How to Overcome Diagnostic and Predictive ML Model Challenges in Healthcare?
Most challenges in developing reliable diagnostic and predictive models in healthcare stem from the following factors:
• Lack of technical talent and expertise in ML model engineering
• Limited data for algorithm training and/or its poor quality
• Questionable design decisions made during the ML model training and implementation
• Failure to communicate the benefits of AI to medical personnel and patients
As an organization looking to integrate diagnostic and predictive models into your medical care processes, you could follow this seven-step guide to plan for and successfully address potential ML implementation pitfalls:
1. Start your journey with a thorough assessment of your IT infrastructure, data, and workflows. Hire a skilled business analyst to facilitate meetings with the C-suite and other stakeholders to identify tasks and processes that could benefit from AI.
2. Unless you can hire in-house data science and ML professionals to augment your existing IT team, you should partner with a reliable technology company providing ML consulting and implementation services.
3. Together with your technology partner, audit your data and determine what information you would need to train a custom ML model from the ground up or re-train a ready-made foundation AI model. As your data may come from different sources, such as electronic healthcare records (EHRs), medical imaging systems, laboratory software, and even medical wearable devices, you must take steps to integrate, normalize, and unify it for algorithm training. And don’t forget about meeting region-specific compliance requirements.
4. Be prepared to artificially expand your datasets or generate synthetic data in collaboration with certified physicians — especially if you’re building an ML model for diagnosing and treating rare health conditions.
5. Make sure your ML partner selects the right tech stack for ML model implementation and scaling. This may include a robust cloud platform, instruments for application containerization and container management, and solutions for load balancing. A rule of thumb is to use a mix of proprietary and open-source technologies to avoid vendor lock-in.

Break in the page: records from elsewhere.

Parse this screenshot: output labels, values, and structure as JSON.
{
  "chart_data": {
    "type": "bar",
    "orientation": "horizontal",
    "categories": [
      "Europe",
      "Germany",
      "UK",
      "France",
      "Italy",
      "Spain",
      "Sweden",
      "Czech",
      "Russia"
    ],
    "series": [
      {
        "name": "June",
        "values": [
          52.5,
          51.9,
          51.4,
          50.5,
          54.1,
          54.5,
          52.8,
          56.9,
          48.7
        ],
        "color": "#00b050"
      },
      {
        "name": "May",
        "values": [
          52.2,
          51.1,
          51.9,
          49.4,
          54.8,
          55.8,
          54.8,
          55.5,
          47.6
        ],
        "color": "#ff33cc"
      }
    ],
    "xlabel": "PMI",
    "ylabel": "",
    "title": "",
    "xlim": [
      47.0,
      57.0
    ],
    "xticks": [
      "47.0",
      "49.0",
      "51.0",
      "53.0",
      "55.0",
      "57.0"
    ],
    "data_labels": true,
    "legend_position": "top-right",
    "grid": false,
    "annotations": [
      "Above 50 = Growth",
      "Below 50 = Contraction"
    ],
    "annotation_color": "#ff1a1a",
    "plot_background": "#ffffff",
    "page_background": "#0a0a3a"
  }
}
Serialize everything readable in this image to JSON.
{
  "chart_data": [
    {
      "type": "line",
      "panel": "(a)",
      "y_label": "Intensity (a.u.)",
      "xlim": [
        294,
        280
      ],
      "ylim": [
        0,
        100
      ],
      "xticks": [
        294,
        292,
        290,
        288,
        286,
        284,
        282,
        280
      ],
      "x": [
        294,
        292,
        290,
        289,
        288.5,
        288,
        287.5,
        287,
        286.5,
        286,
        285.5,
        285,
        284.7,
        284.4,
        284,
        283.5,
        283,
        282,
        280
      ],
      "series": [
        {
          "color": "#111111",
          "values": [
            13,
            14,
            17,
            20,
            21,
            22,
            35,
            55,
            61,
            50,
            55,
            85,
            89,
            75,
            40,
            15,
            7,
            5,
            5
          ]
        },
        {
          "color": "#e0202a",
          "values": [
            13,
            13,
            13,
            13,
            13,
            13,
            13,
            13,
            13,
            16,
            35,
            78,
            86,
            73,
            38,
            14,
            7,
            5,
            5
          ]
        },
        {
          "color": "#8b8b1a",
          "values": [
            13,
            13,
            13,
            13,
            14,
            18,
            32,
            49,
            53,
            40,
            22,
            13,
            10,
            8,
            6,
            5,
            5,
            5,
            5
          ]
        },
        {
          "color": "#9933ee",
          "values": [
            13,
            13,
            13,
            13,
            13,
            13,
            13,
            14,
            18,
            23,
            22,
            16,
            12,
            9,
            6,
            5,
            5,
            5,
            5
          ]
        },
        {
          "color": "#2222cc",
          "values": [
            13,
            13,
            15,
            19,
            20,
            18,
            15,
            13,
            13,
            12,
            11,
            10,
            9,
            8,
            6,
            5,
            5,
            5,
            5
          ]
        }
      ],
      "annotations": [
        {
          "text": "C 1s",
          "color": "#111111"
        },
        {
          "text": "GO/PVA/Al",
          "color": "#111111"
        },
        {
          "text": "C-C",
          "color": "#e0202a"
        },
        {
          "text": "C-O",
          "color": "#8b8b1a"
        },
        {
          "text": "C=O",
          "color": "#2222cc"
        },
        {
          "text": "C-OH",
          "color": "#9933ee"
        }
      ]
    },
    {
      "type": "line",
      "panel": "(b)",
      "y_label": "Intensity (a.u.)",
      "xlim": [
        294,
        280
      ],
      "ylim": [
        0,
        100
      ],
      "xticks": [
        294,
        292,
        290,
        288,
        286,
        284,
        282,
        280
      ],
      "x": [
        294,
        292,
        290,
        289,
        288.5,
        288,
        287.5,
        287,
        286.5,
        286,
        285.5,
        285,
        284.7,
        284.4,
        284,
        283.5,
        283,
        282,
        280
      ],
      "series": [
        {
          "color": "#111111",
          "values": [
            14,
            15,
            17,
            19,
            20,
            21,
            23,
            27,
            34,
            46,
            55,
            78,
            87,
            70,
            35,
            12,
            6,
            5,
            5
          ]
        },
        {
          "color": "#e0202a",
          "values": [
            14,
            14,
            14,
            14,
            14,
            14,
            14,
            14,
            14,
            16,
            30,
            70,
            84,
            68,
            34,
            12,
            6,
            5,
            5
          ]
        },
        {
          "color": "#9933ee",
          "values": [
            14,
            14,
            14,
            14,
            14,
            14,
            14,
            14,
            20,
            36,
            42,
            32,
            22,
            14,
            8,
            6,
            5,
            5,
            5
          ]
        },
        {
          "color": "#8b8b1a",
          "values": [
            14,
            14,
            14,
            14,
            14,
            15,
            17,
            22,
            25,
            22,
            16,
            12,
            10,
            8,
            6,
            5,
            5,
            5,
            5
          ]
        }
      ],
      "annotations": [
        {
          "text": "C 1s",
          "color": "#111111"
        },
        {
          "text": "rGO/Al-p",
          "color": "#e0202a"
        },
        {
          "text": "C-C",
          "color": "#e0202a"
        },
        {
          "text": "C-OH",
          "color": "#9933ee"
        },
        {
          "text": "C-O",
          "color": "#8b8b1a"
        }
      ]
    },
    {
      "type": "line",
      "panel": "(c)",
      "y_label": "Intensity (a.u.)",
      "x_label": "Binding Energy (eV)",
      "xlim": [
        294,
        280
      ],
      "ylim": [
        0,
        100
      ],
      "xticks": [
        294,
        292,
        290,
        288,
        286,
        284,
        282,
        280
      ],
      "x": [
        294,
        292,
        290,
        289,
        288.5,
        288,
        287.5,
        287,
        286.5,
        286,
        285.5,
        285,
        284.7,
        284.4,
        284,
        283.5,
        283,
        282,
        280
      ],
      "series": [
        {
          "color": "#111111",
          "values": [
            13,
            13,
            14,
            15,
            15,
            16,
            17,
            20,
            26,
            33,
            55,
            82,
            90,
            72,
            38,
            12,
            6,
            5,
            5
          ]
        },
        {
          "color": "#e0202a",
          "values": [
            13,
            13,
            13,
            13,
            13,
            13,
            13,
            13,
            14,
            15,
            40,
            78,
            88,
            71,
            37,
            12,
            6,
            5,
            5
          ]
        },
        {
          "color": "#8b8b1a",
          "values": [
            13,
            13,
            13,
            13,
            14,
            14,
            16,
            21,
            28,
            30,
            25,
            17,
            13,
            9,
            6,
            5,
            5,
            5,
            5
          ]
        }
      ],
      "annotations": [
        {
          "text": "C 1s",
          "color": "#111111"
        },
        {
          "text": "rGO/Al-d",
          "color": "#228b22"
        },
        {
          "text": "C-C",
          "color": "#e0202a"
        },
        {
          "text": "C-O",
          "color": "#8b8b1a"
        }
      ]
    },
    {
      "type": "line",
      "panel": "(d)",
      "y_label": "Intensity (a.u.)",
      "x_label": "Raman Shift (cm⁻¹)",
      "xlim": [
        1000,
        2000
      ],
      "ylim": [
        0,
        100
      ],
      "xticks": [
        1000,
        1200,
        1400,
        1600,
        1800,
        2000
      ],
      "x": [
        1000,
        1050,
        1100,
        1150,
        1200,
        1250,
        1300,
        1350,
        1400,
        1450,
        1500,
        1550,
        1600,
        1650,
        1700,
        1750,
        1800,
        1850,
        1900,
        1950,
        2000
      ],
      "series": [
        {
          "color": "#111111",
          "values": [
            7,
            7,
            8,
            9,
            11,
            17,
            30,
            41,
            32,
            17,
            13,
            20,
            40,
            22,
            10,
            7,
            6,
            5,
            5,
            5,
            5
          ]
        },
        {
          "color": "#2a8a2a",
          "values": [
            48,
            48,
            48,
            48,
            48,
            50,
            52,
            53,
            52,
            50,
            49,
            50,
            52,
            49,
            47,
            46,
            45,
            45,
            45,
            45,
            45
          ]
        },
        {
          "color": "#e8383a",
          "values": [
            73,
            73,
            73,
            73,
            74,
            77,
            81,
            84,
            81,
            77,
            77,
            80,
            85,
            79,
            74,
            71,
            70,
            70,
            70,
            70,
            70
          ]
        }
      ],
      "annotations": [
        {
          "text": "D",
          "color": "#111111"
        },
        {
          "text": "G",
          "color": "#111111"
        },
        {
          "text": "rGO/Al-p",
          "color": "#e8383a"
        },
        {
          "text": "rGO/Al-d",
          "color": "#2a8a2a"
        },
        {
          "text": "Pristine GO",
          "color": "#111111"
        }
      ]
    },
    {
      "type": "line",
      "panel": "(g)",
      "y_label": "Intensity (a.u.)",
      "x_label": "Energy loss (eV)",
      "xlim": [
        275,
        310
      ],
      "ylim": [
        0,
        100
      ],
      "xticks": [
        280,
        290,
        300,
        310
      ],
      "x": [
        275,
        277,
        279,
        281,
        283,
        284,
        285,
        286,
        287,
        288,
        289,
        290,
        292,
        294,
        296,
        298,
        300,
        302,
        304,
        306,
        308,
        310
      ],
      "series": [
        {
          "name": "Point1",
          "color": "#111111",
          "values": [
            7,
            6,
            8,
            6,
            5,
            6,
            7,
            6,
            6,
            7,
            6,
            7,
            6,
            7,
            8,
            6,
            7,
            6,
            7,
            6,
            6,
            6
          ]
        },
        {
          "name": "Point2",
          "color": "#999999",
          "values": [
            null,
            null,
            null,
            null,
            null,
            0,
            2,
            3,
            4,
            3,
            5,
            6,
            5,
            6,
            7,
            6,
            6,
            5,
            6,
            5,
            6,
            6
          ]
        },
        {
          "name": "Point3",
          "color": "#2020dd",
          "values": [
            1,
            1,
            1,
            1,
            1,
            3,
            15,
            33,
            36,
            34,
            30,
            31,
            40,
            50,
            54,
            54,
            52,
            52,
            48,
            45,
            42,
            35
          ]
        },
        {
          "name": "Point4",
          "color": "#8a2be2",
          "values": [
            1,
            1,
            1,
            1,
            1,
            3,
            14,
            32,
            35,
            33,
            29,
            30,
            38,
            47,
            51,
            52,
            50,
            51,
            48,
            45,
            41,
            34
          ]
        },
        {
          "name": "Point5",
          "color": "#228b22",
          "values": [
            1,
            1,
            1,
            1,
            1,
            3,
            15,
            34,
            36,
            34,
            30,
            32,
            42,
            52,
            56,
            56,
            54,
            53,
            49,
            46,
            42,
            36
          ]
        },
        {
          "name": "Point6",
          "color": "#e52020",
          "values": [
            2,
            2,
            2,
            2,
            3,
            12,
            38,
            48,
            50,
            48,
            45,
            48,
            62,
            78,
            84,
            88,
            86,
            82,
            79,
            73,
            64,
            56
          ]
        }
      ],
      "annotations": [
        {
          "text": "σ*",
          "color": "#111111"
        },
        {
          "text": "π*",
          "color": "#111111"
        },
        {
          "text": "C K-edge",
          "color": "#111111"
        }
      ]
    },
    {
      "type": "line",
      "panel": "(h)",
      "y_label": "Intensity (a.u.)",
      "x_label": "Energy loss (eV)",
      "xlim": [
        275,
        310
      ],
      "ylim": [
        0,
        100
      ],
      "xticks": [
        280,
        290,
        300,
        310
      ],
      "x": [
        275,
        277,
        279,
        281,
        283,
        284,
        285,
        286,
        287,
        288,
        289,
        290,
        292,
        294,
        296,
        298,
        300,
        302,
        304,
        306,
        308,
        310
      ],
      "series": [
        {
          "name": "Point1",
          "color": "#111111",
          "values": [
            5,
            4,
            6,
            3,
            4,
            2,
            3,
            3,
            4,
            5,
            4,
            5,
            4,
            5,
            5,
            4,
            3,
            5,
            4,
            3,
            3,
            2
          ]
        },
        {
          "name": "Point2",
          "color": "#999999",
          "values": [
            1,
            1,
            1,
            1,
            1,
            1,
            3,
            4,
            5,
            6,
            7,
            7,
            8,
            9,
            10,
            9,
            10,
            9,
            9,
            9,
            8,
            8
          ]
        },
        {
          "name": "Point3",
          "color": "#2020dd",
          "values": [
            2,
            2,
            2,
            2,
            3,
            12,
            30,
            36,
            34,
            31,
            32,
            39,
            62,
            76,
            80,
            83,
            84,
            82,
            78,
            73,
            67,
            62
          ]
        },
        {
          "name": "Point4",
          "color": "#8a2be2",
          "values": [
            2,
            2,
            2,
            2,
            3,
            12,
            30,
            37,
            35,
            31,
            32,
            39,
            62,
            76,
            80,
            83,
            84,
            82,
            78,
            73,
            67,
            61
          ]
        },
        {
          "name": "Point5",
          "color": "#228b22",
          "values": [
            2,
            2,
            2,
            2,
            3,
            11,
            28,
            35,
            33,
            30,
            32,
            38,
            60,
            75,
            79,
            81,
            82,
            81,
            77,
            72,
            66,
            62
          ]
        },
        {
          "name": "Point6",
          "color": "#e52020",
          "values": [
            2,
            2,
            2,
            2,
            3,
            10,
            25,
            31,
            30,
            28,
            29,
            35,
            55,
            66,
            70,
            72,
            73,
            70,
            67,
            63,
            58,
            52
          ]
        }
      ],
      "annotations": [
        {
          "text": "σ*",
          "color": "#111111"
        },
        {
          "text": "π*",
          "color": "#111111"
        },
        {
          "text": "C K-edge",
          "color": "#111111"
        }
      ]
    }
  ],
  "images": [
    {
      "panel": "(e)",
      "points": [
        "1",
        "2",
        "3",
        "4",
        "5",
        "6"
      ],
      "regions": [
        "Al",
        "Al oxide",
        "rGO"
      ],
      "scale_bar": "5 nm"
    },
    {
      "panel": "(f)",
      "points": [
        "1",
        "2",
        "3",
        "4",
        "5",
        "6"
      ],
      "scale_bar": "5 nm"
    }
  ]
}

6. Start executing your ML strategy with a small proof of concept (PoC) while eyeing the bigger picture. Collaborate with your vendor to validate that the data used for model training is diverse and representative. Consider using performance monitoring tools to timely identify and address issues. In case you’ve opted for a black-box model, tap into advanced techniques like feature importance analysis and Local Interpretable Model-agnostic Explanations (LIME) to add an explanatory layer on top of your model, thus addressing potential trust issues.

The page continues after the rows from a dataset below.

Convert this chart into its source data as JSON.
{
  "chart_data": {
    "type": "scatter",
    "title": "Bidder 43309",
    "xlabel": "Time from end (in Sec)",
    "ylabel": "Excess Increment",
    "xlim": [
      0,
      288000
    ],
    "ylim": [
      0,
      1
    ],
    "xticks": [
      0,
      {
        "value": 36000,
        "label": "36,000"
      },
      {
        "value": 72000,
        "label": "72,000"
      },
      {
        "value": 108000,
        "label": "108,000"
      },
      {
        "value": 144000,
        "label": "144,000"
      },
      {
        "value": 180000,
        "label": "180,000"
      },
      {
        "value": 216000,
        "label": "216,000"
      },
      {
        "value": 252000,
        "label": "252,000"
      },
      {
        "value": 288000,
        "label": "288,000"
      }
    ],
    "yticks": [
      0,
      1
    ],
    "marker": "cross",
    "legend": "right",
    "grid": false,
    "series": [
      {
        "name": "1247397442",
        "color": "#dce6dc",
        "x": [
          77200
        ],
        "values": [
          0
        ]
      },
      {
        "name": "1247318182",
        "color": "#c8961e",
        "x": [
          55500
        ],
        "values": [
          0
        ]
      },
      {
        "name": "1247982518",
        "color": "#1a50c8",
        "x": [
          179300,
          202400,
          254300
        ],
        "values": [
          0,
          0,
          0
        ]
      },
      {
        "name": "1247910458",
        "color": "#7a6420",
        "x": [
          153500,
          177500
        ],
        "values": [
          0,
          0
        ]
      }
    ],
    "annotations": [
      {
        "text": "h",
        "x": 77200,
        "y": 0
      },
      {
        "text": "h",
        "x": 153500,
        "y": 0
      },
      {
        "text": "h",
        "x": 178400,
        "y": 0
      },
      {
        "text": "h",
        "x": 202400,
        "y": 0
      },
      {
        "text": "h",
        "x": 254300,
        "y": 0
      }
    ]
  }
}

7. After deployment, continue to train and adjust your model in collaboration with domain experts. This way, you could kill two birds with one stone. On the one hand, the model would absorb human feedback and improve its performance drastically. On the other, physicians will learn to work with AI, getting to know the tool and appreciating the benefits it has to offer.

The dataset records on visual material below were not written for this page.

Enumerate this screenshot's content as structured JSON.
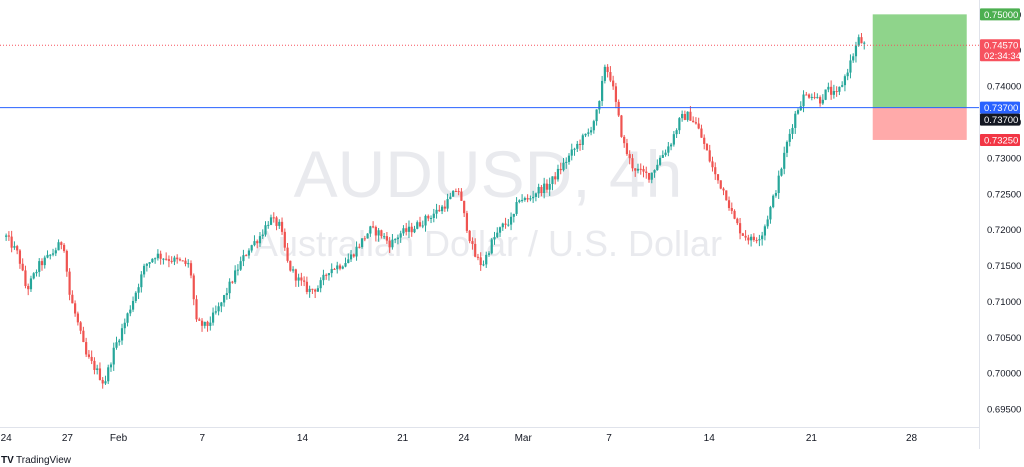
{
  "chart_data": {
    "type": "candlestick",
    "watermark": {
      "symbol": "AUDUSD, 4h",
      "description": "Australian Dollar / U.S. Dollar"
    },
    "y_axis": {
      "min": 0.6925,
      "max": 0.752,
      "ticks": [
        "0.69500",
        "0.70000",
        "0.70500",
        "0.71000",
        "0.71500",
        "0.72000",
        "0.72500",
        "0.73000",
        "0.73500",
        "0.74000",
        "0.74500",
        "0.75000"
      ]
    },
    "x_axis": {
      "ticks": [
        {
          "label": "24",
          "pos": 0.0
        },
        {
          "label": "27",
          "pos": 3.0
        },
        {
          "label": "Feb",
          "pos": 5.5
        },
        {
          "label": "7",
          "pos": 9.6
        },
        {
          "label": "14",
          "pos": 14.5
        },
        {
          "label": "21",
          "pos": 19.4
        },
        {
          "label": "24",
          "pos": 22.4
        },
        {
          "label": "Mar",
          "pos": 25.3
        },
        {
          "label": "7",
          "pos": 29.5
        },
        {
          "label": "14",
          "pos": 34.4
        },
        {
          "label": "21",
          "pos": 39.4
        },
        {
          "label": "28",
          "pos": 44.3
        }
      ],
      "range": [
        -0.3,
        47.6
      ]
    },
    "path": [
      [
        0.0,
        0.719
      ],
      [
        0.6,
        0.7165
      ],
      [
        1.0,
        0.7115
      ],
      [
        1.6,
        0.715
      ],
      [
        2.2,
        0.7165
      ],
      [
        2.8,
        0.7185
      ],
      [
        3.1,
        0.711
      ],
      [
        3.5,
        0.707
      ],
      [
        3.9,
        0.7025
      ],
      [
        4.4,
        0.7005
      ],
      [
        4.8,
        0.6985
      ],
      [
        5.3,
        0.7035
      ],
      [
        5.8,
        0.707
      ],
      [
        6.3,
        0.711
      ],
      [
        6.8,
        0.715
      ],
      [
        7.3,
        0.7165
      ],
      [
        7.9,
        0.716
      ],
      [
        8.5,
        0.7155
      ],
      [
        9.0,
        0.715
      ],
      [
        9.3,
        0.707
      ],
      [
        9.8,
        0.7065
      ],
      [
        10.4,
        0.709
      ],
      [
        10.9,
        0.712
      ],
      [
        11.4,
        0.715
      ],
      [
        11.9,
        0.7175
      ],
      [
        12.4,
        0.719
      ],
      [
        12.9,
        0.7215
      ],
      [
        13.4,
        0.7205
      ],
      [
        13.8,
        0.715
      ],
      [
        14.3,
        0.713
      ],
      [
        14.8,
        0.7115
      ],
      [
        15.3,
        0.712
      ],
      [
        15.8,
        0.7145
      ],
      [
        16.3,
        0.715
      ],
      [
        16.8,
        0.716
      ],
      [
        17.3,
        0.718
      ],
      [
        17.8,
        0.72
      ],
      [
        18.3,
        0.7195
      ],
      [
        18.8,
        0.718
      ],
      [
        19.3,
        0.7195
      ],
      [
        19.8,
        0.72
      ],
      [
        20.3,
        0.721
      ],
      [
        20.8,
        0.722
      ],
      [
        21.3,
        0.723
      ],
      [
        21.8,
        0.7245
      ],
      [
        22.1,
        0.726
      ],
      [
        22.4,
        0.722
      ],
      [
        22.9,
        0.7165
      ],
      [
        23.3,
        0.715
      ],
      [
        23.8,
        0.7185
      ],
      [
        24.3,
        0.7205
      ],
      [
        24.8,
        0.7215
      ],
      [
        25.1,
        0.7245
      ],
      [
        25.5,
        0.724
      ],
      [
        26.0,
        0.7255
      ],
      [
        26.5,
        0.726
      ],
      [
        27.0,
        0.728
      ],
      [
        27.5,
        0.73
      ],
      [
        28.0,
        0.732
      ],
      [
        28.5,
        0.7335
      ],
      [
        29.0,
        0.737
      ],
      [
        29.3,
        0.743
      ],
      [
        29.6,
        0.741
      ],
      [
        29.9,
        0.7365
      ],
      [
        30.2,
        0.732
      ],
      [
        30.6,
        0.729
      ],
      [
        31.0,
        0.728
      ],
      [
        31.5,
        0.7275
      ],
      [
        32.0,
        0.73
      ],
      [
        32.5,
        0.732
      ],
      [
        33.0,
        0.7355
      ],
      [
        33.4,
        0.736
      ],
      [
        33.8,
        0.7345
      ],
      [
        34.2,
        0.7315
      ],
      [
        34.7,
        0.7275
      ],
      [
        35.2,
        0.725
      ],
      [
        35.6,
        0.7215
      ],
      [
        36.0,
        0.7195
      ],
      [
        36.5,
        0.7185
      ],
      [
        37.0,
        0.7195
      ],
      [
        37.4,
        0.723
      ],
      [
        37.8,
        0.727
      ],
      [
        38.2,
        0.732
      ],
      [
        38.6,
        0.736
      ],
      [
        39.0,
        0.7385
      ],
      [
        39.4,
        0.739
      ],
      [
        39.8,
        0.738
      ],
      [
        40.2,
        0.7395
      ],
      [
        40.6,
        0.7385
      ],
      [
        41.0,
        0.741
      ],
      [
        41.4,
        0.744
      ],
      [
        41.7,
        0.7465
      ],
      [
        42.0,
        0.7457
      ]
    ],
    "levels": [
      {
        "name": "take-profit",
        "price": 0.75,
        "label": "0.75000",
        "color": "#4caf50"
      },
      {
        "name": "current-price",
        "price": 0.7457,
        "label": "0.74570",
        "countdown": "02:34:34",
        "color": "#f7525f"
      },
      {
        "name": "entry",
        "price": 0.737,
        "label": "0.73700",
        "color": "#2962ff"
      },
      {
        "name": "crosshair",
        "price": 0.737,
        "label": "0.73700",
        "color": "#131722"
      },
      {
        "name": "stop-loss",
        "price": 0.7325,
        "label": "0.73250",
        "color": "#f23645"
      }
    ],
    "position": {
      "type": "long",
      "entry": 0.737,
      "take_profit": 0.75,
      "stop_loss": 0.7325
    },
    "colors": {
      "up": "#26a69a",
      "down": "#ef5350",
      "profit_zone": "#8fd48b",
      "loss_zone": "#ffaaaa"
    }
  },
  "footer": {
    "brand": "TradingView",
    "logo": "TV"
  }
}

In the absence of universal guidelines and regulations for medical ML development and implementation, it’s not easy to tell how many years separate us from a full-blown healthcare AI revolution.
However, the global healthcare AI market is currently growing at a CAGR of 37.5%, which is higher than in the majority of digital-first industries. And this trend suggests that the adoption of machine learning in healthcare is inevitable, despite the challenges it faces.